Kapitel 4: Materialwirtschaft

An die Primärbedarfsermittlung schließt sich die Materialwirtschaft an. Die Materialwirtschaft umfaßt:

Bedarfsplanung

Beschaffung von Fremdteilen bei Lieferanten

Verwaltung der Läger

Die Materialwirtschaft ist durch das große Datenvolumen sowie die durchzuführenden dispositiven Aktivitäten ein wichtiger Bestandteil eines PPS-Systems.

Bedarfsplanung

Bei der Bedarfsplanung wird der Bedarf an Endprodukten in die entsprechenden Bedarfe an untergeordneten Teilen, also Baugruppen und Einzelteile, aufgelöst. Die Bedarfe werden zu Fertigungs- und zu Bestellaufträgen, den sogenannten Sekundärbedarfen, zusammengefaßt.
Zur Berechnung der Sekundärbedarfe bestehen grundsätzlich zwei Verfahren zur Verfügung:

bedarfsgesteuerte Disposition

verbrauchsgesteuerte Disposition

Die Entscheidung, welche Teile bedarfs- und welche verbrauchsgesteuerert disponiert werden, wird nach dem Wert der Teile und nach der Regelmäßigkeit des Bedarfsverlaufs getroffen. Eine Hilfestellung für die Entscheidung gibt die ABC-Analyse.

Die Dispositionsstufe

Ein zentraler Begriff der Disposition der der der Dispositionsstufe.

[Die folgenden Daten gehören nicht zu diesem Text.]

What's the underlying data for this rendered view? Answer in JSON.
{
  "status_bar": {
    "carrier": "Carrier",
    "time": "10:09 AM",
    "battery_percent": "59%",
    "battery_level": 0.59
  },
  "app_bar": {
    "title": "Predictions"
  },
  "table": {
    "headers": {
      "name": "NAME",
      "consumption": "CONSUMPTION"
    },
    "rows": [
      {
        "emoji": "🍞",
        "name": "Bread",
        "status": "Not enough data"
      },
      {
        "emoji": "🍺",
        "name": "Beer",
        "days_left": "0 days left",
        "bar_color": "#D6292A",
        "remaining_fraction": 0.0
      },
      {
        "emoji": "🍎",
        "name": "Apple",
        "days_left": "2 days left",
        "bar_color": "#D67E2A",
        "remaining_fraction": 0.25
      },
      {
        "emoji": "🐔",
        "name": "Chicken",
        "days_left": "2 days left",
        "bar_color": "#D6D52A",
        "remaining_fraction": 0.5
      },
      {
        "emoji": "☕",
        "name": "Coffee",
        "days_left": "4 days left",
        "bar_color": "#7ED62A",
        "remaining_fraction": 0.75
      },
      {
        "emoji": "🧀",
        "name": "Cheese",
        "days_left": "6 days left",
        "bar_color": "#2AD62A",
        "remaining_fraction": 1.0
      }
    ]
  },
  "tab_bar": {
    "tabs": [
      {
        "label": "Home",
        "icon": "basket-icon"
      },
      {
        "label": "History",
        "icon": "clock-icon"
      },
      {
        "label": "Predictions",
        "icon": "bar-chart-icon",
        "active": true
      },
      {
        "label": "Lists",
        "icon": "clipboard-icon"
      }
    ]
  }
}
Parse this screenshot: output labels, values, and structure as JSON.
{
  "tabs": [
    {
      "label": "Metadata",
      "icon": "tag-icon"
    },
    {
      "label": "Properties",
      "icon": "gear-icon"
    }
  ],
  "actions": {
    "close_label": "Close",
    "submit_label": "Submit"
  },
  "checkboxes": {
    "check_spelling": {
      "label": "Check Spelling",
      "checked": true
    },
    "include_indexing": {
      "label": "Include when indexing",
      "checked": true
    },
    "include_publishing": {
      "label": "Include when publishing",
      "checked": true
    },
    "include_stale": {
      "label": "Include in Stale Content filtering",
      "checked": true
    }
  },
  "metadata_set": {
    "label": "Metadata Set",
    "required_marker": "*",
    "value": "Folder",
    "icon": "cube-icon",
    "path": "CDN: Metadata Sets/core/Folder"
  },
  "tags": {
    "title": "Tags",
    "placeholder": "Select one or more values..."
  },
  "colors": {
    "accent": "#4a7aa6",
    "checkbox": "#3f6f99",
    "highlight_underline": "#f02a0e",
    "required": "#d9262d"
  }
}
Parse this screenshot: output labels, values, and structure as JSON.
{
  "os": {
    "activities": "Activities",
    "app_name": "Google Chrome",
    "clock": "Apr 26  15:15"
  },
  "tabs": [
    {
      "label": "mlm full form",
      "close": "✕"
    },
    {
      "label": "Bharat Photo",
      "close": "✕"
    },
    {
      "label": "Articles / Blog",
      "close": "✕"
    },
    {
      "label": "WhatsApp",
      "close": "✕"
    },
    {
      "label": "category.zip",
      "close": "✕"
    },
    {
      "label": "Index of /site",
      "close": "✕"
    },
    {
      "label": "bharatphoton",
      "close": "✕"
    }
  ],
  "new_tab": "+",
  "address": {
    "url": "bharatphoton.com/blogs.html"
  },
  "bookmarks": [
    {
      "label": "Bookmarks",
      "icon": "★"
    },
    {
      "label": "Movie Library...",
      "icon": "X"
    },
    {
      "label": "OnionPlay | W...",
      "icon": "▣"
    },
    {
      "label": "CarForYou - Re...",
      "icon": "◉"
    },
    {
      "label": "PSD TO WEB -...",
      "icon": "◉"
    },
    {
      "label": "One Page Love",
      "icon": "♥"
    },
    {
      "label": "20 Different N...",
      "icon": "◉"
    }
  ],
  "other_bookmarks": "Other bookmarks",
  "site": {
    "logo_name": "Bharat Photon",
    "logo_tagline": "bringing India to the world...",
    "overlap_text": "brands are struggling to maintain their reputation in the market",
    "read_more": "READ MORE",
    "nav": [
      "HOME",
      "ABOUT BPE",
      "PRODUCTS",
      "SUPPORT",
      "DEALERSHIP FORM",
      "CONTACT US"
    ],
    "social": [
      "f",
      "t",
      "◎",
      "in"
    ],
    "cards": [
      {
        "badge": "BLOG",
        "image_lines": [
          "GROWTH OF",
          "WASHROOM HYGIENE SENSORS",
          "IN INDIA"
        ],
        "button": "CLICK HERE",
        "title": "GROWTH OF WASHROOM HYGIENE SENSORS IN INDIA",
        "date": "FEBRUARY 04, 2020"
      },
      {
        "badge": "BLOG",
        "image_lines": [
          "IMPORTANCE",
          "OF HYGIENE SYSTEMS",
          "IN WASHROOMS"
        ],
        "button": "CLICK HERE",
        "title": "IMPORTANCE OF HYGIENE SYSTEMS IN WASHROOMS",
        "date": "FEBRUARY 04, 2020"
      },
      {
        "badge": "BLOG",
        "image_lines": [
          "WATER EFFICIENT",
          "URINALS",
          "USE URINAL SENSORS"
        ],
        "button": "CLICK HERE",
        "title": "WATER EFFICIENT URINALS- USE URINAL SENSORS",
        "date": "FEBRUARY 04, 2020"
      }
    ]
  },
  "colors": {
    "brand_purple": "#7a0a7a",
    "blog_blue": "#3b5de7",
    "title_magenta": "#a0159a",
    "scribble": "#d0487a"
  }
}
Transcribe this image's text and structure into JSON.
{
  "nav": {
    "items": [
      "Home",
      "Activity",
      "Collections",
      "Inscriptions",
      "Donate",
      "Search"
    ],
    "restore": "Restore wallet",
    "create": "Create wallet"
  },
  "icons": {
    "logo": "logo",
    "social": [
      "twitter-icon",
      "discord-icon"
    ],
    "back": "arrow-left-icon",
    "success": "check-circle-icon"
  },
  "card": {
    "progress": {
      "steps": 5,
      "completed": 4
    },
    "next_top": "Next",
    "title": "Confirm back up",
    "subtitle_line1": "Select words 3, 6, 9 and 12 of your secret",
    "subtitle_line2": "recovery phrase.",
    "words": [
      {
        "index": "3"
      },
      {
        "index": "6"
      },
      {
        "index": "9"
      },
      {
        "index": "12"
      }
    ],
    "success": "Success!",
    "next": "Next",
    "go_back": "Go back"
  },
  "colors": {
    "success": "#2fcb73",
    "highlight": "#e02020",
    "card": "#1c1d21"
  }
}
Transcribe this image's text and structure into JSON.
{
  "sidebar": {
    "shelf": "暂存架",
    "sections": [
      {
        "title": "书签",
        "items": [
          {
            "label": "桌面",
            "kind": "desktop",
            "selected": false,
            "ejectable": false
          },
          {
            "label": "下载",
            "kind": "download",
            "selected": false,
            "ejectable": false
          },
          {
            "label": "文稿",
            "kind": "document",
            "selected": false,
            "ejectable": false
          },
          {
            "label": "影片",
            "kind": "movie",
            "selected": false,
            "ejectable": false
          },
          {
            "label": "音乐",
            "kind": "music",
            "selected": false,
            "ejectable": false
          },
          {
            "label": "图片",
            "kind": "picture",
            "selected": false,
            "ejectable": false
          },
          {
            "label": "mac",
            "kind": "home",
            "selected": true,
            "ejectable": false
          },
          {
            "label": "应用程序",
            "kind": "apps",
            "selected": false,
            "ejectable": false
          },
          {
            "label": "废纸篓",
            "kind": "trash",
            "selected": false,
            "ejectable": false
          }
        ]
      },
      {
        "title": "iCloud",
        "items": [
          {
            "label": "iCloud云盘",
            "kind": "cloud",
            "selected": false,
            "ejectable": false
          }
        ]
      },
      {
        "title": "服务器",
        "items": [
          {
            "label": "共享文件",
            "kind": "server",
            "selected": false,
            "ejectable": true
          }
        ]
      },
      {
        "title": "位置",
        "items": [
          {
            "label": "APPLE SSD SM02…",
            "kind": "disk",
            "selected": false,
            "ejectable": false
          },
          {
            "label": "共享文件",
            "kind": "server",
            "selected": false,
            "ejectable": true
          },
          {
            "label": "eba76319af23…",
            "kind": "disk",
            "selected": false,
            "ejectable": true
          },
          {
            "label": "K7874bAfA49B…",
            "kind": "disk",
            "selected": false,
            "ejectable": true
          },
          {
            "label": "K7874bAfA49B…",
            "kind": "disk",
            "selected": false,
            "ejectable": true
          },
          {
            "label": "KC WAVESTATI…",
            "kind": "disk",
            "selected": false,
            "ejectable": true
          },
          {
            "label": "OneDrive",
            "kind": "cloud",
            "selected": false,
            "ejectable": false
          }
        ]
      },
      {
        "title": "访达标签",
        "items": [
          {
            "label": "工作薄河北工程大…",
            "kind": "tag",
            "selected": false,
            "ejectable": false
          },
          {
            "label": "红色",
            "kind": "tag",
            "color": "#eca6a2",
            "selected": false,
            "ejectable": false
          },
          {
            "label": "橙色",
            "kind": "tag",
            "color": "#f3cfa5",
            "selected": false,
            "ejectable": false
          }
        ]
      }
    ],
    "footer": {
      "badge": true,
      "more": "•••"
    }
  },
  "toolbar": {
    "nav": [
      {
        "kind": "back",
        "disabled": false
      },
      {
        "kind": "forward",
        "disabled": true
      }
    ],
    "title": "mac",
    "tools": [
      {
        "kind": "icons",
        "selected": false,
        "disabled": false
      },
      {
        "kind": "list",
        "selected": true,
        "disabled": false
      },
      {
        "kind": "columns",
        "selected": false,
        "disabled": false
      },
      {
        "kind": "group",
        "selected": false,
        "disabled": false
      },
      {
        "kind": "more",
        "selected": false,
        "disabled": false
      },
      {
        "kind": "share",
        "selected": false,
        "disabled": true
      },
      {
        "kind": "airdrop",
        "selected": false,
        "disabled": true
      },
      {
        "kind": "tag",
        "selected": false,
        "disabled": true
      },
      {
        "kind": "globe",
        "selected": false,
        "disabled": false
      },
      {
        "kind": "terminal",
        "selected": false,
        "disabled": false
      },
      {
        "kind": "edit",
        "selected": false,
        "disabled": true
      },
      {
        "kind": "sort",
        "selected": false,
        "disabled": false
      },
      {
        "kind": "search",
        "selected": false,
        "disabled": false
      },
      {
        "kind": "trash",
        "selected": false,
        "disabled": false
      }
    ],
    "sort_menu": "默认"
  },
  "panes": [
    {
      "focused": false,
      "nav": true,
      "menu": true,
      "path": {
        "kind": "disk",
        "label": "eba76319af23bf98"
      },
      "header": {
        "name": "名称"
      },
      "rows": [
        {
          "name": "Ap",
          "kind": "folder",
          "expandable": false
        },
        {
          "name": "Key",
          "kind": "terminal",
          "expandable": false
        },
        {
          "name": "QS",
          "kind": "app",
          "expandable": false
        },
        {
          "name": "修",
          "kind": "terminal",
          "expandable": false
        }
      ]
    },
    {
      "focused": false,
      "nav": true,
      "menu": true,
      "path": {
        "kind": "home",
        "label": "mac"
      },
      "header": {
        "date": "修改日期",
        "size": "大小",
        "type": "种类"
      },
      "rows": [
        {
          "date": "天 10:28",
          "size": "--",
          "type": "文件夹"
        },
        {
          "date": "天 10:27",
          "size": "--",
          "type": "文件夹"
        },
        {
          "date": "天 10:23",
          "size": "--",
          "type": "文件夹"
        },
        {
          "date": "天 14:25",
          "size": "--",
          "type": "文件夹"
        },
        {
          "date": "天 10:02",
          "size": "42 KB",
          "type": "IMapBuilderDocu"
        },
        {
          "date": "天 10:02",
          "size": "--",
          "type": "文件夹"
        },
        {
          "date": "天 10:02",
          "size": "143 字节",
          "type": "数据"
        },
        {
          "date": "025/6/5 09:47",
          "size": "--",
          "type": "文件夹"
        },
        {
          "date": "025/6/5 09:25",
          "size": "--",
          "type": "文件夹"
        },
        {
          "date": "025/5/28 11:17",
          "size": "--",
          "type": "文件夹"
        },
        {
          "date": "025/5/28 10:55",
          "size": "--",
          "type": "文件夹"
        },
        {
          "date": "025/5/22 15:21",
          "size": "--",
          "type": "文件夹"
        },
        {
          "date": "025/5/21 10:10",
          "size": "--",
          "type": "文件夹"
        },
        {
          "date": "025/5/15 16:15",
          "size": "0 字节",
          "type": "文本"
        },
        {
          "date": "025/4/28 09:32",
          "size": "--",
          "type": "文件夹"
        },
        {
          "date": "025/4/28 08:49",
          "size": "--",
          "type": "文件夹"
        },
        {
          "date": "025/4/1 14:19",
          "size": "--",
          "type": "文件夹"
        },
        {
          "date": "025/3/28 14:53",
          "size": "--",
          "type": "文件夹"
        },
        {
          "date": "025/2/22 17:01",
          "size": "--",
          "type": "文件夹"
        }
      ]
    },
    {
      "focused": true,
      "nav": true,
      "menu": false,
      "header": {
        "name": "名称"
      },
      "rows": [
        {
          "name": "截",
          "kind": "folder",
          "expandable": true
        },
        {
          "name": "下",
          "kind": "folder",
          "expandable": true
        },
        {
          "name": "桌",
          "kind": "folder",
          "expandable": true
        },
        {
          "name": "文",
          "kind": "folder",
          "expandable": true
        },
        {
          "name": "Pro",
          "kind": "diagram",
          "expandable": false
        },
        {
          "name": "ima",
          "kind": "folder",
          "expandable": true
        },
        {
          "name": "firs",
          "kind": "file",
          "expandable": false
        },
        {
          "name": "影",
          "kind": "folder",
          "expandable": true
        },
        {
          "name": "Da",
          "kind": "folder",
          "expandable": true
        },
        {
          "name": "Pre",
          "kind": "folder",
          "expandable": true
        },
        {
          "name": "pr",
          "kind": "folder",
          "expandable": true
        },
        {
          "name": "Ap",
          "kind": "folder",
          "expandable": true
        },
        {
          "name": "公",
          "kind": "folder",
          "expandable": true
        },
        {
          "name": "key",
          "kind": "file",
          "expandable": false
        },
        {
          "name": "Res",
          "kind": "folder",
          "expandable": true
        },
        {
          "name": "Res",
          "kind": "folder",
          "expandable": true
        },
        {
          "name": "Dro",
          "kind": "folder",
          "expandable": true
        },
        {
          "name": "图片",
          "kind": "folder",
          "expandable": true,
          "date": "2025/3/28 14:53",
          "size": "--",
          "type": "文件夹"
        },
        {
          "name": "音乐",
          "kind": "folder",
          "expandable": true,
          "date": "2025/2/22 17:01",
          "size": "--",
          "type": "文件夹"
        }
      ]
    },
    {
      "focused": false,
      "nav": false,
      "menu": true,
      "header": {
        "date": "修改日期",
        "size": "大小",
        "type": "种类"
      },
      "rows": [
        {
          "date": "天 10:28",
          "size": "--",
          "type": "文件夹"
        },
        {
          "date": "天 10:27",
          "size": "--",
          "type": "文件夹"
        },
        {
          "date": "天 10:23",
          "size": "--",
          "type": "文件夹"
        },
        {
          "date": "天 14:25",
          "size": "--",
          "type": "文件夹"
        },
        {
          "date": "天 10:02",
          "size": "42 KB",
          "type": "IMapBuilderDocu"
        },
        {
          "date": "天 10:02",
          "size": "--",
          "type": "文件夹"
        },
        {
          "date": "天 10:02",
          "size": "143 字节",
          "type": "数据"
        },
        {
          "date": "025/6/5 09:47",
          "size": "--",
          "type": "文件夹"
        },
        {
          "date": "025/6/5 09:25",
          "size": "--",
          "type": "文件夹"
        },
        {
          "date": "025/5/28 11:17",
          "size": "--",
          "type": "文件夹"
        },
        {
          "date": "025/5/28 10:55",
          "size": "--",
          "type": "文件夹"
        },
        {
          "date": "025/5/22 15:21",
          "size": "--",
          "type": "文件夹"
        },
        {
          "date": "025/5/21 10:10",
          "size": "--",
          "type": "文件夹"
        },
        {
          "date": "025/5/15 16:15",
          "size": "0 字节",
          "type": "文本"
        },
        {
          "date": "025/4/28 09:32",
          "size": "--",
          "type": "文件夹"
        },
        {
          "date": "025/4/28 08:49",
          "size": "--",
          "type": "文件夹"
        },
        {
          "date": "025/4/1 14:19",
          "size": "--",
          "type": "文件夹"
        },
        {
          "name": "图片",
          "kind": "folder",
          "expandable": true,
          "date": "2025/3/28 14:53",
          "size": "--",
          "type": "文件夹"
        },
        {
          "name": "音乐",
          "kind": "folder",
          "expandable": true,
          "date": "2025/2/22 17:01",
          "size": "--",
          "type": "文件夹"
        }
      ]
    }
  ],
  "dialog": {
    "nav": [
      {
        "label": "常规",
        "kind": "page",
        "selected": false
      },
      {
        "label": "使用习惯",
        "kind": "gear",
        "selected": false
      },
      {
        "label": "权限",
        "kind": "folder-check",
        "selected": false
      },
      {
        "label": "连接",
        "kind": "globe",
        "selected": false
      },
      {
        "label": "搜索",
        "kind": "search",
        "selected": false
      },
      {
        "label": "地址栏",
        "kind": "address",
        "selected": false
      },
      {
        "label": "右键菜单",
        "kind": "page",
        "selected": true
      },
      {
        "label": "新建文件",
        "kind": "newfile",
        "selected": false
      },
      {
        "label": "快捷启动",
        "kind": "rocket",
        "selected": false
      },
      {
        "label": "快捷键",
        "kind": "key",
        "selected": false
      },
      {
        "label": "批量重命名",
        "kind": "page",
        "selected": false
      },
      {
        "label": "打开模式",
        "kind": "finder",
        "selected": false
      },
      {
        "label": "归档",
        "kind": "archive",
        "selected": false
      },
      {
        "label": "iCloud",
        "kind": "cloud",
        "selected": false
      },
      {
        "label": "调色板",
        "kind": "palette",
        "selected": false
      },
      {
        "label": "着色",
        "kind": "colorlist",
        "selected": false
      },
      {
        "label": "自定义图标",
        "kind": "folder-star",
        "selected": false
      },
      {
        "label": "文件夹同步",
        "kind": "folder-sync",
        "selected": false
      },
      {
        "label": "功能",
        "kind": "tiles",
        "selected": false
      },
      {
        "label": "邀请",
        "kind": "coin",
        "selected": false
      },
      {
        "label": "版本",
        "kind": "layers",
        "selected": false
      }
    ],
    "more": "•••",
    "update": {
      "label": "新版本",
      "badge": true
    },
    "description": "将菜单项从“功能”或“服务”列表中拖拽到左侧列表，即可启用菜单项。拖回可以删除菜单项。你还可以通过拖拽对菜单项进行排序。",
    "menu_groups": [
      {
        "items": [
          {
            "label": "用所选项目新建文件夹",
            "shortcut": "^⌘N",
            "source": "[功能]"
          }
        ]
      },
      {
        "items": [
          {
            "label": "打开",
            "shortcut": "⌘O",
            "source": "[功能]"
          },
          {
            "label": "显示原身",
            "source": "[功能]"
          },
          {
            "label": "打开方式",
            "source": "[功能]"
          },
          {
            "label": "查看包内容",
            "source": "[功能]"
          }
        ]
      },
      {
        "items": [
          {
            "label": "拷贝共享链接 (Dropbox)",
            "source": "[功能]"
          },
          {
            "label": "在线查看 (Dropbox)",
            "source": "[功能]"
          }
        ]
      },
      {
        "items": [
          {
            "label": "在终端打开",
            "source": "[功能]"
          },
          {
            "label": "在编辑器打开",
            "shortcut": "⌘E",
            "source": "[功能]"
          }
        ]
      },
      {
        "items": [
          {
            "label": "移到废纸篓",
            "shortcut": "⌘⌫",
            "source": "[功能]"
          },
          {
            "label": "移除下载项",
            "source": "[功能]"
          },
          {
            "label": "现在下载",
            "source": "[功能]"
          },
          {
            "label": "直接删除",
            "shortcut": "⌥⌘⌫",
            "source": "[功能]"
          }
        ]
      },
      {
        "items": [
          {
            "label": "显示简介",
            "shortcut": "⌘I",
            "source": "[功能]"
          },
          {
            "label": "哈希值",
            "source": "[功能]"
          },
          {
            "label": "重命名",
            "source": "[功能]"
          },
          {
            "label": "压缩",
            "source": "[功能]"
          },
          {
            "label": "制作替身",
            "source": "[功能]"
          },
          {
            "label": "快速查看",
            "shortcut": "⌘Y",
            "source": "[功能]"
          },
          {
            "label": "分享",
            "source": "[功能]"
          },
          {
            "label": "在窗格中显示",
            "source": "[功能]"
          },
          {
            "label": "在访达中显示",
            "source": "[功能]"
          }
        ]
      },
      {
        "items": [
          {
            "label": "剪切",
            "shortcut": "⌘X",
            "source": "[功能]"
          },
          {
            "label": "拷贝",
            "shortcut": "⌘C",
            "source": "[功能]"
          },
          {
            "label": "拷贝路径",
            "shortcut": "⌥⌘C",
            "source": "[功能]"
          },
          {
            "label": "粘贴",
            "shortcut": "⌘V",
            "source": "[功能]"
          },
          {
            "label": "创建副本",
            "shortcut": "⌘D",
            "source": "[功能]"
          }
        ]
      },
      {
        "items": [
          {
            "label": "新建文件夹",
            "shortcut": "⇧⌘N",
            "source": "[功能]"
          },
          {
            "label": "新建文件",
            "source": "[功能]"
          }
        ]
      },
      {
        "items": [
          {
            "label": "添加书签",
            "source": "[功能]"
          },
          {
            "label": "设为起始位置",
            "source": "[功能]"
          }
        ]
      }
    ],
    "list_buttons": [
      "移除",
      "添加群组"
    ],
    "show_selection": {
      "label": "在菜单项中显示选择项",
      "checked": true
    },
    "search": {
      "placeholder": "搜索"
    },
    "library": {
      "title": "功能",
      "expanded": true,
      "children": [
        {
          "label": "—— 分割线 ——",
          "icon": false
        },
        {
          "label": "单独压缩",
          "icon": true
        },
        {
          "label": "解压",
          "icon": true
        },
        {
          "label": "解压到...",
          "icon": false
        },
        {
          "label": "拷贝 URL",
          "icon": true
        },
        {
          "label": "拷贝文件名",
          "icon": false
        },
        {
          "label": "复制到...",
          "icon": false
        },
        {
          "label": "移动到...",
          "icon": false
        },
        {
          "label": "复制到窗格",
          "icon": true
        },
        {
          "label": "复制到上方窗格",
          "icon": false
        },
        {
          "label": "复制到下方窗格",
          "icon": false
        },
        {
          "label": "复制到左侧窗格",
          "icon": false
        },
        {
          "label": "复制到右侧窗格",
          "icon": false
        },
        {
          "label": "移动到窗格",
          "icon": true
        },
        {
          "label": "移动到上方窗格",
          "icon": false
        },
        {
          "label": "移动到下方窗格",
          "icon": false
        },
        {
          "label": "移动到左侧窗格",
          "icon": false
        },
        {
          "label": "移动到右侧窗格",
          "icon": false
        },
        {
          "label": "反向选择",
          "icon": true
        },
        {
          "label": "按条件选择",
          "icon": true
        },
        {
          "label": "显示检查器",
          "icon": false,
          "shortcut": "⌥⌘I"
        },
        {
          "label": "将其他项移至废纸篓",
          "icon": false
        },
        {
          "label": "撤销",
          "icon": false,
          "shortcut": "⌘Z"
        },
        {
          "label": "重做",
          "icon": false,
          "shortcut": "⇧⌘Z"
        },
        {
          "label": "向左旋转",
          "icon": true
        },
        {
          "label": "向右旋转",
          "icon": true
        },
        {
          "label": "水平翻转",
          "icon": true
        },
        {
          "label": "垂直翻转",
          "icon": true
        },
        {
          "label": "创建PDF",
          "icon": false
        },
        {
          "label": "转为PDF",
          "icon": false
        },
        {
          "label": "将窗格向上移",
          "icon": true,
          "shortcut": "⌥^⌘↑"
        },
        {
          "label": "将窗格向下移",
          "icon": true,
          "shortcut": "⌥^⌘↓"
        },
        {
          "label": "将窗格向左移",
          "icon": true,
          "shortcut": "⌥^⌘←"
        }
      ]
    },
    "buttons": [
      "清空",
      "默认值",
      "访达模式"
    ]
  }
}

Die bedarfsgesteuerte Disposition

Bei der bedarfsgesteuerten Disposition wird der Bedarf eines Teiles aus den exakten Bedarfszahlen übergeordneter Teile abgeleitet. Dieses Verfahren - die sogenannte Brutto-Netto-Rechnung - liefert exakte Werte, ist aber sehr rechenaufwendig. Ablauf der Brutto-Netto-Rechnung:
Der Sekundärbedarf wird zunächst für die höchste Dispositionsstufe innerhalb des Gozintographen berechnet. Erst wenn ein Auftrag für die höchste Dispositionsstufe gebildet wurde, kann der Sekundärbedarf der nächsten Stufe berechnet werden. Diese Vorgehensweise setzt sich bis zur untersten Dispositionsstufe fort. Mit dieser Vorgehensweise ist sichergestellt, daß für sämtliche Teile Fertigungs- bzw. Beschaffungsaufträge gebildet werden, ohne daß ein Teil mehrfach berücksichtigt wird.

Brutto-Netto-Rechnung

Die Brutto-Netto-Rechnung wird in einer Reihe von Bearbeitungsschritten durchgeführt:

1. Ermittlung des Bruttobedarfs

Den Ausgangspunkt für die Ermittlung des Bruttobedarfs bildet der Primärbedarf. Dieser wird erweitert um

den Sekundärbedarf. Sekundärbedarf wird nur bei untergeordneten Dispositionsstufen gebildet,

den verbrauchsgesteuerten Bedarf. Verbrauchsgesteuerte Bedarf fällt bei Teilen mit niedrigem Verbrauchswert an und wird aus Vergangenheitswerten gebildet,

und den Zusatzbedarf. Der Zusatzbedarf ist ein prozentualer Zuschlag, der für Ausschuß und Schwund angesetzt wird. Grundlage zur Berechnung des Prozentsatzes sind Erfahrungswerte.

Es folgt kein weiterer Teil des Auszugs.